Second, several preterm samples included HM that had been expressed before donor registration. First of all, as a basic premise, HMBs always provide hygiene instructions, such as pre-breast expression wiping and disinfection of the breast pump, at donor registration, regardless of whether the donor gave birth prematurely or not. Term mothers may voluntarily register as a donor if they delivered a term baby, are currently breastfeeding, and have excessive breast milk supply. After registration, they donate milk to the HMB. However, preterm mothers may provide HMB with milk, which is kept in stock for infants admitted to the NICU. Therefore, there is a higher risk that preterm HM is contaminated with bacteria.
Our third point is that the unique circumstances of preterm donors should also be considered. Several factors contribute to a stressful expression environment for preterm donors, including physical separation from their infants, the provision of a structured feeding schedule, the lack of privacy (when expressing in a hospital), the exhaustion and anxiety associated with an infant’s hospitalization, and long expression periods. These factors can also affect HM production [25–28]. Considering the situation, it is understandably more difficult to pay attention to hygiene precautions compared with when expressing at home, and HM may be contaminated by more bacteria.

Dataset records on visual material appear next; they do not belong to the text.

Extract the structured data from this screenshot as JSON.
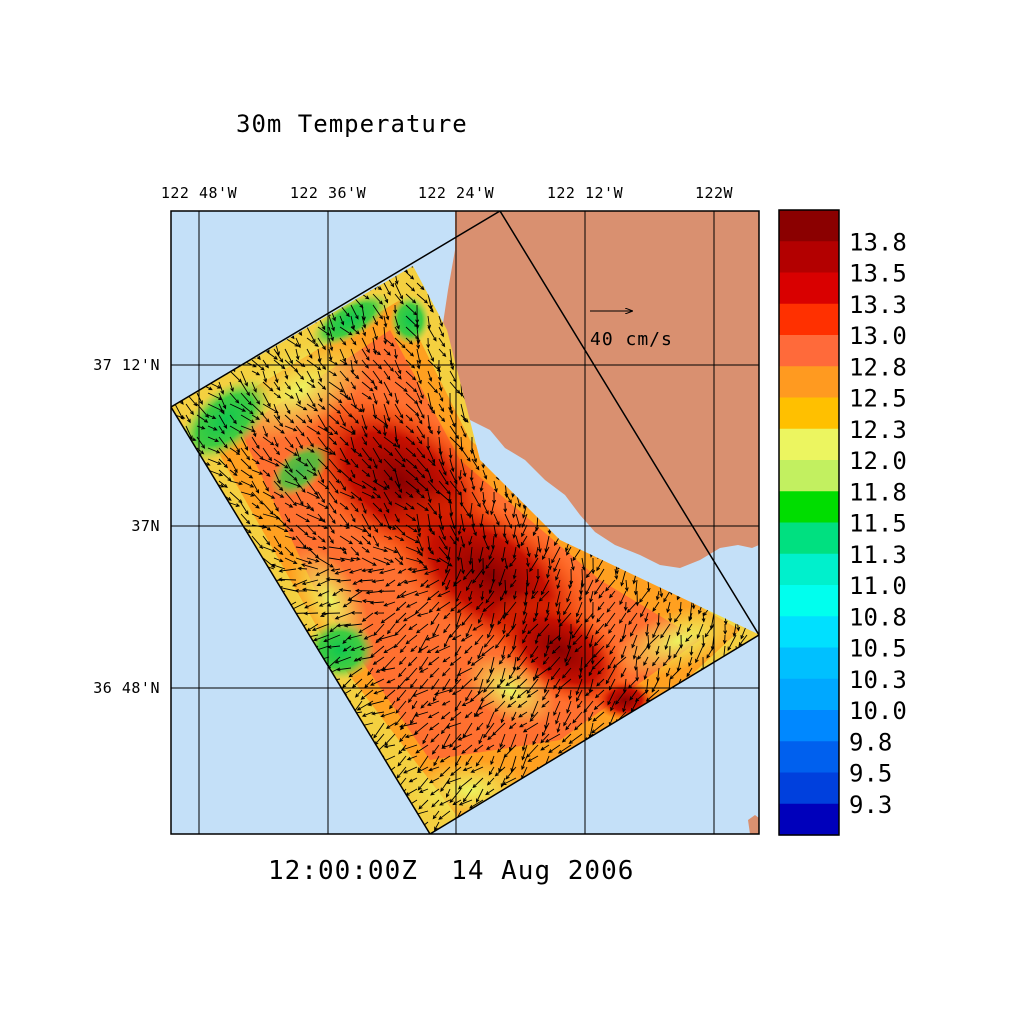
{
  "title": "30m Temperature",
  "timestamp": "12:00:00Z  14 Aug 2006",
  "lon_labels": [
    "122 48'W",
    "122 36'W",
    "122 24'W",
    "122 12'W",
    "122W"
  ],
  "lat_labels": [
    "37 12'N",
    "37N",
    "36 48'N"
  ],
  "reference_vector": {
    "label": "40 cm/s"
  },
  "colorbar": {
    "labels": [
      "13.8",
      "13.5",
      "13.3",
      "13.0",
      "12.8",
      "12.5",
      "12.3",
      "12.0",
      "11.8",
      "11.5",
      "11.3",
      "11.0",
      "10.8",
      "10.5",
      "10.3",
      "10.0",
      "9.8",
      "9.5",
      "9.3"
    ],
    "colors": [
      "#8b0000",
      "#b30000",
      "#d90000",
      "#ff3000",
      "#ff6a3a",
      "#ff9a20",
      "#ffc000",
      "#ecf560",
      "#c2f060",
      "#00dd00",
      "#00e080",
      "#00f0cc",
      "#00ffee",
      "#00e0ff",
      "#00c0ff",
      "#00a8ff",
      "#0088ff",
      "#0060ee",
      "#0040dd",
      "#0000bb"
    ]
  },
  "colors": {
    "ocean": "#c4e0f8",
    "land": "#d99070"
  }
}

These results tell us that hygiene education is more important for preterm donors. However, their physical and psychological circumstances need to be taken into consideration. HMBs need to provide less burdensome and more hygienic expression instructions for these mothers. It may also be necessary to communicate more frequently with preterm donors and to follow up the instructions by observing how they are expressing and storing milk at home. In addition, it may be necessary to survey the NICU situation at each institution and discuss hygiene instructions for preterm donors with the NICU staff.
Although the results of this study did not show a significant difference in the pass/fail score according to the bacterial culture test criteria established by the HMB (Table 1), in the future, better hygiene instructions will not only reduce the breast milk transmission risk but also contribute to reducing the wastage of valuable donated HM, a pertinent issue for HMBs.
Limitations
We did not investigate the location or method of expression, so the influence of these factors on the culture results is unknown. Additional environmental factors, such as living arrangements and sibling status, may also affect the bacterial profile of HM and will be investigated in the future.